Undoubtedly, you’re familiar with the phrase, “It’s not about what you say, it’s how you say it.” Alongside a project’s substance, the package that it’s wrapped in is one of the major determining factors of success.
You can have great ideas and excellent substance, but if your presentation isn’t up to par, then your ideas will fail to captivate your audience. On the other hand, if your presentation is attractive and engaging, then your patrons will be eating out of your hands.
Whether you’re making a presentation to a boardroom full of coworkers or preparing a report, your work needs to stand out. Your work may be the best in its class, but if it looks ordinary, then it will be received as such. Continue reading to see how you can make your presentation or report garner the regard that it deserves.
How to make reports more attractive
By their very nature, reports can be off-putting. They’re formal and full of information — you can feel your enthusiasm for your job evaporating from the cells in your body when your boss hands you a report to review, right? And if this is how you feel, imagine how potential customers might feel if you don’t explain your products or services in an engaging way.
When trying to attract business, you want to incept the name of your company into the minds of potential clients every chance you get. Ink pens, tax folders, and coffee mugs with your institution’s name and logo on them project the image of a company that has its stuff together.
In addition, the more clients see your company’s name, the more they’ll remember it consciously and subconsciously. People go with what they are familiar with — that is the power of brand recognition. If you’re an investment broker, then your success relies wholly upon your ability to get your prospective clients excited about an investment or strategy. Adding color to your investment reports greatly affects how clients view the information that you present to them.
Colors aren’t child’s play — they evoke emotions in people of all ages. A report laid out in black and white will not engage your clients the way a report with blue, green, and yellow content breaks will. Blue invokes trust, yellow emits joy, and green promotes relaxation. Break up your content about the inner-workings of the Keltner channel trading strategy with colorful headers. Use color to make clients feel engaged and even encouraged by the data in your reports.
How to captivate with your presentation
Putting together a presentation for your peers and superiors can be a nerve-racking experience. You have all of your facts and figures in place, and that’s just enough to help everyone in your audience catch on some much-needed rest. Your points will never hit home unless you are able to keep the room engaged and “under your spell”, so to speak.

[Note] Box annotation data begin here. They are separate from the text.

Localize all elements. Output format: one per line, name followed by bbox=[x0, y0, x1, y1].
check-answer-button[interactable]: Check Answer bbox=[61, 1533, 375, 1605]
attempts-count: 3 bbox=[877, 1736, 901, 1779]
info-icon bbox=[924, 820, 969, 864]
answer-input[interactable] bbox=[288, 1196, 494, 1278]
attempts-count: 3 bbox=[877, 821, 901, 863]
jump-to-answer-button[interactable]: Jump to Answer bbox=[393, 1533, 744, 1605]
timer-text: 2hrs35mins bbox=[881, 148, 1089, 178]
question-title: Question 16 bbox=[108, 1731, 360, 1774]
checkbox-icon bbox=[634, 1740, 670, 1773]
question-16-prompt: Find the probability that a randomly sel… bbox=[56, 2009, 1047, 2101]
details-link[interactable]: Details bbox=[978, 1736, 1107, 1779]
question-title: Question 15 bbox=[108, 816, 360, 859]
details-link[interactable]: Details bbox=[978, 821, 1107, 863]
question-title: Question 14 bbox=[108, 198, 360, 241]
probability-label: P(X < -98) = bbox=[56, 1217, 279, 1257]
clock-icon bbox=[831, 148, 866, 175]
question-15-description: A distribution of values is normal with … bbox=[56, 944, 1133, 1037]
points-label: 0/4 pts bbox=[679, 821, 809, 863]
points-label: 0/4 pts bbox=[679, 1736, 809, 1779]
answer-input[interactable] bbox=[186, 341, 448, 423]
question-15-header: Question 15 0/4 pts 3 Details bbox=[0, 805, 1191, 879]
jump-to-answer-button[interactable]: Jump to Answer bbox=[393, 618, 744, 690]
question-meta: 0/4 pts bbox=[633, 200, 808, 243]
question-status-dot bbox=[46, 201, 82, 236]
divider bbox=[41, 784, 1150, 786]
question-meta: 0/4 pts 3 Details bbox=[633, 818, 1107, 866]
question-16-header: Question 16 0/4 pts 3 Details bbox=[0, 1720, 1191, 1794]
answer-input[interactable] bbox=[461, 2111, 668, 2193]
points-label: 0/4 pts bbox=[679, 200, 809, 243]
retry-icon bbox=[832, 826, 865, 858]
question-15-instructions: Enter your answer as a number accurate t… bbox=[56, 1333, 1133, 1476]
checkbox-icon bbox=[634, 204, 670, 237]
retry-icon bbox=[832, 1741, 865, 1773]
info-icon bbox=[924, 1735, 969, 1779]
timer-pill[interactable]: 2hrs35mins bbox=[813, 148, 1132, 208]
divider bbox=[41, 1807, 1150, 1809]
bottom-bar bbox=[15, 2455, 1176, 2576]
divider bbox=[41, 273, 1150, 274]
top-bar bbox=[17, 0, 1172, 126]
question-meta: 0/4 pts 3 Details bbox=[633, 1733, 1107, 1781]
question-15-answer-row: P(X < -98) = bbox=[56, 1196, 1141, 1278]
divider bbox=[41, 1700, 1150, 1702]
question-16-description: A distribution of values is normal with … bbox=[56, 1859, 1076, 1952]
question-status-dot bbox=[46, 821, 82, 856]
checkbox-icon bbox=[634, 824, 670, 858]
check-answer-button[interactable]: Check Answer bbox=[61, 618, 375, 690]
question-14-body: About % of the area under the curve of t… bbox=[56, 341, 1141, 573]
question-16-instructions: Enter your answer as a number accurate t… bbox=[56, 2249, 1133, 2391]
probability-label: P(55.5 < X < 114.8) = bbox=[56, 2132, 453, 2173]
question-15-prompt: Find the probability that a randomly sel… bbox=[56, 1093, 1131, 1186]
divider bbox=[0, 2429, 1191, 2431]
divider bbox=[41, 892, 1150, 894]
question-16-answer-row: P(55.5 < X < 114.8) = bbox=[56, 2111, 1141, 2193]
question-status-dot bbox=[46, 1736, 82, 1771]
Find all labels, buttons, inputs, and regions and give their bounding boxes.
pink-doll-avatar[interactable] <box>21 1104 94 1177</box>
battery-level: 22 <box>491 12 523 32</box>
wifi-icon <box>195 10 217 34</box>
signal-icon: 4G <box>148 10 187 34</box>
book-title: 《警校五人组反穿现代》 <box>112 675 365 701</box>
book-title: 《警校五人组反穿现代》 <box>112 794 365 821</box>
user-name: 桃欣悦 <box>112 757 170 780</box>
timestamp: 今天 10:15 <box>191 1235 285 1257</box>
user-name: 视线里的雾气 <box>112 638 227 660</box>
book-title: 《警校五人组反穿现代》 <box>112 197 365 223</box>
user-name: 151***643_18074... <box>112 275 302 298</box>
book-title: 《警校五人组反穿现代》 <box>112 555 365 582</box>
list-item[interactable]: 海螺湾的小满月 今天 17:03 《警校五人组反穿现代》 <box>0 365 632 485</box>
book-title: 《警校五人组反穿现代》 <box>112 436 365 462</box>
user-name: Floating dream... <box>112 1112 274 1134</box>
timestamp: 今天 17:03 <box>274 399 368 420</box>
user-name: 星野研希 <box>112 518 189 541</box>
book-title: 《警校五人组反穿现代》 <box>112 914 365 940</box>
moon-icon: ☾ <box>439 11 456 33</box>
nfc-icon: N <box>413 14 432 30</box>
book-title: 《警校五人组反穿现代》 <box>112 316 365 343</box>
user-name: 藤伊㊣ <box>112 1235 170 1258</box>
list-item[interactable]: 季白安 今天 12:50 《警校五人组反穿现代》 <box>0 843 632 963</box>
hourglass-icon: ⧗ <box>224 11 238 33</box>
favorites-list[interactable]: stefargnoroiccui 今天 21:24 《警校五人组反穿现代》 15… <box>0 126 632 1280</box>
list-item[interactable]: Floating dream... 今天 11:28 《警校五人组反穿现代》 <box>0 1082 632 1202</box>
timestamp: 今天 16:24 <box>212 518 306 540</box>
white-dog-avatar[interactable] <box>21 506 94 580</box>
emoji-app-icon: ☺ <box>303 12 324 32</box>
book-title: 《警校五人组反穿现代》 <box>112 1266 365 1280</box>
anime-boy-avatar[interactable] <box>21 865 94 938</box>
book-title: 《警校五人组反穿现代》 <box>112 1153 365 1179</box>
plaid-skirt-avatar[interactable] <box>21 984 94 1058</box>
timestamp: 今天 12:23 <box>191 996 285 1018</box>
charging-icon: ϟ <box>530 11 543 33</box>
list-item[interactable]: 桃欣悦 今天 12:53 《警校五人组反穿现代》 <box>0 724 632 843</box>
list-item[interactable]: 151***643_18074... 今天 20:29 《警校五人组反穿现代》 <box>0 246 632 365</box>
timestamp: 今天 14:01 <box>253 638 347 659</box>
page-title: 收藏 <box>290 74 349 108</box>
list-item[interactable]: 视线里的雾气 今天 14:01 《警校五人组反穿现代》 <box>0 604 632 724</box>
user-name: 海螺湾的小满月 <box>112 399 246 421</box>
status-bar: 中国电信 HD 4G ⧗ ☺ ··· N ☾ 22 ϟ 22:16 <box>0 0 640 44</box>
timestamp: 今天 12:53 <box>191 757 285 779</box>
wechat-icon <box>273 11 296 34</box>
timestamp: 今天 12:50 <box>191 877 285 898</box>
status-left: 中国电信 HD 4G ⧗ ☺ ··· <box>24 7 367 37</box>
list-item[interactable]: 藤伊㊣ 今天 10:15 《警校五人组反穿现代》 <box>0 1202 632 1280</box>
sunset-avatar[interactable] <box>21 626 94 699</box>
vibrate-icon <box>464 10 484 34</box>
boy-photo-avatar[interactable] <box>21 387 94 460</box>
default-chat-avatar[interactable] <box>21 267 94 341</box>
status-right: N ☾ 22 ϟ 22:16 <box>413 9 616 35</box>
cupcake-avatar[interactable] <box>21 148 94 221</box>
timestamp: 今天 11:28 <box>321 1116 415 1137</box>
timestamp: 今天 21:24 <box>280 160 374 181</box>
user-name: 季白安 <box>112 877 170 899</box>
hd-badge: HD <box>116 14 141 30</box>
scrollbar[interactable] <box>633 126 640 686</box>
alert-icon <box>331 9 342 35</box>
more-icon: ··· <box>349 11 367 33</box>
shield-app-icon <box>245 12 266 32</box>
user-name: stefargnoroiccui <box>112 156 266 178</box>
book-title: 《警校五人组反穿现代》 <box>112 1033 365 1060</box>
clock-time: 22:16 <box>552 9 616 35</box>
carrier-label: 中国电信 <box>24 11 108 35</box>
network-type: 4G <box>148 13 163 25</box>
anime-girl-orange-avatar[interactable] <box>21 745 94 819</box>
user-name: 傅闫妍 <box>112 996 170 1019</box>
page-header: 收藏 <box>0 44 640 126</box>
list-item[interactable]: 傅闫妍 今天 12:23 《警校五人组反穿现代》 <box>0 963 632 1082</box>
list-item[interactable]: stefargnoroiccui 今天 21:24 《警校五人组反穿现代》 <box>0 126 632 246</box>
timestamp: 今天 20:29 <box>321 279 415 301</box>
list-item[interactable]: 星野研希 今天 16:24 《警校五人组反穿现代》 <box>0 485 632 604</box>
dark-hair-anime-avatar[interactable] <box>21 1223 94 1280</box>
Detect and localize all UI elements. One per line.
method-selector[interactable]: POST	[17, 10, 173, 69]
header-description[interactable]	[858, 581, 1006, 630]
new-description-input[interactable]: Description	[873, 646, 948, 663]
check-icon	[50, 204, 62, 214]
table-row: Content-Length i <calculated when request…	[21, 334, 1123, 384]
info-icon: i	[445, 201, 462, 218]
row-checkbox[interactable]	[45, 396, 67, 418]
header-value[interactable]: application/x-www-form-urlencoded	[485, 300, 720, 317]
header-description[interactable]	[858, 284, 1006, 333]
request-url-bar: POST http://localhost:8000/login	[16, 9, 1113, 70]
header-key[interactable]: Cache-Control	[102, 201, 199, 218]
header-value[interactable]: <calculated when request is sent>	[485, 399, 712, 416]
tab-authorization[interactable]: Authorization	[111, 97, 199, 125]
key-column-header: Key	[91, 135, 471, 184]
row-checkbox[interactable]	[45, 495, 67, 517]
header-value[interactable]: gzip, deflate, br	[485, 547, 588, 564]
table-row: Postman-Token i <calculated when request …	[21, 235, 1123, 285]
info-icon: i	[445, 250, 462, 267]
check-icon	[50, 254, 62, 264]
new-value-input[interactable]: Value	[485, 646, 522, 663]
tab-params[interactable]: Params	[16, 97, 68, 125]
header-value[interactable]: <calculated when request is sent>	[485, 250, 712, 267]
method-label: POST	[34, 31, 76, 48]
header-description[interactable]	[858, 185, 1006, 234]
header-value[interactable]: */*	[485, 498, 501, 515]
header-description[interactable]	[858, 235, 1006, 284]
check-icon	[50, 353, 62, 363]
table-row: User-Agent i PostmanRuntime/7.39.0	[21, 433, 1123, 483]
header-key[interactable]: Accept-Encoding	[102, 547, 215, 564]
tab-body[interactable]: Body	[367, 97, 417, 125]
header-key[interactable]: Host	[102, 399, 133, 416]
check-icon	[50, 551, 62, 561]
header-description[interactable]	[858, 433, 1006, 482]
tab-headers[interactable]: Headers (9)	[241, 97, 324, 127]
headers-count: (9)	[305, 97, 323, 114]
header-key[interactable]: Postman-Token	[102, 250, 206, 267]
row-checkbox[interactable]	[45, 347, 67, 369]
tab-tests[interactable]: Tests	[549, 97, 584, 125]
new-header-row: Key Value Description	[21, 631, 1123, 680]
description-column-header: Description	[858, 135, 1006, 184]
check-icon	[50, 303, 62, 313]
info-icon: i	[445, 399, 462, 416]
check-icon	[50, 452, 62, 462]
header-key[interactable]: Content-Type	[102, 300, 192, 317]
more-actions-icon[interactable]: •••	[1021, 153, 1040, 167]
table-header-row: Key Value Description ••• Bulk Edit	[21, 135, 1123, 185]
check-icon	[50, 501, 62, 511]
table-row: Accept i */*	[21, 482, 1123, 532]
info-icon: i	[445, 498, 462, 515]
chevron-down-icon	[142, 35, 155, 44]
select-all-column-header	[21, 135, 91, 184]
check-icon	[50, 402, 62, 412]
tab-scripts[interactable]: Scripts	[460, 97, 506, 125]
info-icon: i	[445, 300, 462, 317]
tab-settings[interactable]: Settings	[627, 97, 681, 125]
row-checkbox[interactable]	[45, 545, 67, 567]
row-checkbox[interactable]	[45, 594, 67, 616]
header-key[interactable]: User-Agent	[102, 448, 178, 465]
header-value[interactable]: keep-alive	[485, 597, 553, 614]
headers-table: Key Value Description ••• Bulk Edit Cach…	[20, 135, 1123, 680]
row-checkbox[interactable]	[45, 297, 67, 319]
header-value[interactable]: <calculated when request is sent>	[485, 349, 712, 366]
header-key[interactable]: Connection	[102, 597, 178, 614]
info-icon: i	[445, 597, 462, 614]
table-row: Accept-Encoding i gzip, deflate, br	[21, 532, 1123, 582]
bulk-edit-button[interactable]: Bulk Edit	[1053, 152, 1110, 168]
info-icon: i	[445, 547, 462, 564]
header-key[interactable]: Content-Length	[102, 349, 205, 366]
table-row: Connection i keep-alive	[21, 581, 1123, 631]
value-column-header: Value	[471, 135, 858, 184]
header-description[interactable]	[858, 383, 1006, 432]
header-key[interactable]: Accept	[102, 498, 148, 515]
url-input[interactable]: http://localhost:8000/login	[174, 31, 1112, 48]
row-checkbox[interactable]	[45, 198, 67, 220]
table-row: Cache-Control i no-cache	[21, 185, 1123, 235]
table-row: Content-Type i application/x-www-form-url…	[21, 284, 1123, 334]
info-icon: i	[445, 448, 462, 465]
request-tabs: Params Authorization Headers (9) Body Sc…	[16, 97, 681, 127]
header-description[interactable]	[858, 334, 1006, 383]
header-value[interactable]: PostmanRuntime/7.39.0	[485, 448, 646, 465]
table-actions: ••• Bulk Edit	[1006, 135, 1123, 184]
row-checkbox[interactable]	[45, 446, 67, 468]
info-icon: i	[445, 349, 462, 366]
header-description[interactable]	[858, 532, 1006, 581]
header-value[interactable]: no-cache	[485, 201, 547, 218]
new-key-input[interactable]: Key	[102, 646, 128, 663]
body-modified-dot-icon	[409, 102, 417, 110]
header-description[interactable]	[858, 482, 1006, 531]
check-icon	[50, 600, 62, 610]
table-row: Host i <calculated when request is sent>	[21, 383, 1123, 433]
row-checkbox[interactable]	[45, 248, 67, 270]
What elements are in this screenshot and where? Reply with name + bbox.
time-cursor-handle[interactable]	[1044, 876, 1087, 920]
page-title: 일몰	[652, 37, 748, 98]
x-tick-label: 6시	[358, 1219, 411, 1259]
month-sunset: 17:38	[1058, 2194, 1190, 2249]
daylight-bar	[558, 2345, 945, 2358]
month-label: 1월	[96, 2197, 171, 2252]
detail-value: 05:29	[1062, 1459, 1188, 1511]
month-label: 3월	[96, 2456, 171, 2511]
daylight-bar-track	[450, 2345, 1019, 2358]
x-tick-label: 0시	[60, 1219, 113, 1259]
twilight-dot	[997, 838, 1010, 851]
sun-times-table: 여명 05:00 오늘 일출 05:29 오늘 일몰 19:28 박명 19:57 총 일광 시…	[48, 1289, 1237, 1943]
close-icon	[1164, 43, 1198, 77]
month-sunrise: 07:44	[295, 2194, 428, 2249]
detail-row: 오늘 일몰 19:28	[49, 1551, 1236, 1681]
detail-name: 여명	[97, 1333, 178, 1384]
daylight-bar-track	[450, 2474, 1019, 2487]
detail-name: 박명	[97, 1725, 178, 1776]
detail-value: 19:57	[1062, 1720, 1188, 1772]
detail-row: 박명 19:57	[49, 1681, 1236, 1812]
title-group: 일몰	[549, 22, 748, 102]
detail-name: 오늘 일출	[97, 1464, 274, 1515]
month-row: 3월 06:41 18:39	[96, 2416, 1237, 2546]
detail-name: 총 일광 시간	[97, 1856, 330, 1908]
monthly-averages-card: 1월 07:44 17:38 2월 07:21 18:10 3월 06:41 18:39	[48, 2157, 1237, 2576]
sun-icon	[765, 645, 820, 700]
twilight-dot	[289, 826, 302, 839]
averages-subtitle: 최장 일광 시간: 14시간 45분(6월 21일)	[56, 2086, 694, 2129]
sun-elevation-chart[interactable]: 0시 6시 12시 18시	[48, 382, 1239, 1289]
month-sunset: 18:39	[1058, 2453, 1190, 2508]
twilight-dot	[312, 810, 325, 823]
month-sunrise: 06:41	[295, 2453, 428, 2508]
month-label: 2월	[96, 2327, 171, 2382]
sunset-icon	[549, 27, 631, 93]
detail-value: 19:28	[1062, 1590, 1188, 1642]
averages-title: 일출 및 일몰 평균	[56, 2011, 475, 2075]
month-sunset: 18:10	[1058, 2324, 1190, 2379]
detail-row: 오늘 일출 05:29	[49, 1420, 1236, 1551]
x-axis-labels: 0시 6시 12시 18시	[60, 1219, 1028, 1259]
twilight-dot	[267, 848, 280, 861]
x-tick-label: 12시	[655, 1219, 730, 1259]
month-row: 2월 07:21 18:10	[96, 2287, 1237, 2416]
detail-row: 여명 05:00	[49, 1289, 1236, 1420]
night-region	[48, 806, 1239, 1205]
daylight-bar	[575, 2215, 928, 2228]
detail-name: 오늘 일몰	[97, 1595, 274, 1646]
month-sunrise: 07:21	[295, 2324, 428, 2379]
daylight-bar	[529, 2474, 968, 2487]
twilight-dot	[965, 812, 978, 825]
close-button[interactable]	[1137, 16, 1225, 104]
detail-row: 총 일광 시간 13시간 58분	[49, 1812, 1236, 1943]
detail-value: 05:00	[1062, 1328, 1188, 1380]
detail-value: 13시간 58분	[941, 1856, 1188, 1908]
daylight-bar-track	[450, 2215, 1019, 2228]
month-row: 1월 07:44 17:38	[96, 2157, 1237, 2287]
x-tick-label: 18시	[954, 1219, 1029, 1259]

Powerpoint presentations have become the norm for people putting on demonstrations before a group. While Powerpoint is an effective tool for presentations, you need to use it wisely. It can be tempting to put together a movie-like presentation, but going overboard will hurt your cause more than help it.
The flow of your presentation is the most important part. It needs to have a true introduction, body, and conclusion, like an essay. Don’t rely on your visual aids to tell your story for you — familiarize yourself with your key points and important data. You want your production to flow naturally. For that to occur, you have to work in concert with your visual aids.
You want your demonstration to engage your audience, but you don’t want it to distract them from the information that you are giving them. With that in mind, don’t overdo it with the animations. You’re not trying to make the next great Disney Pixar classic. Use animations sparingly and only when they fit with the flow of your presentation.
Finally, remember that practice makes perfect! Put on your presentation in front of a mirror so that you can see what your audience will see. Once you’re confident with your demonstration, put on a practice performance for one of your coworkers. If you can captivate an audience of one, then you can do the same to a boardroom full of your peers.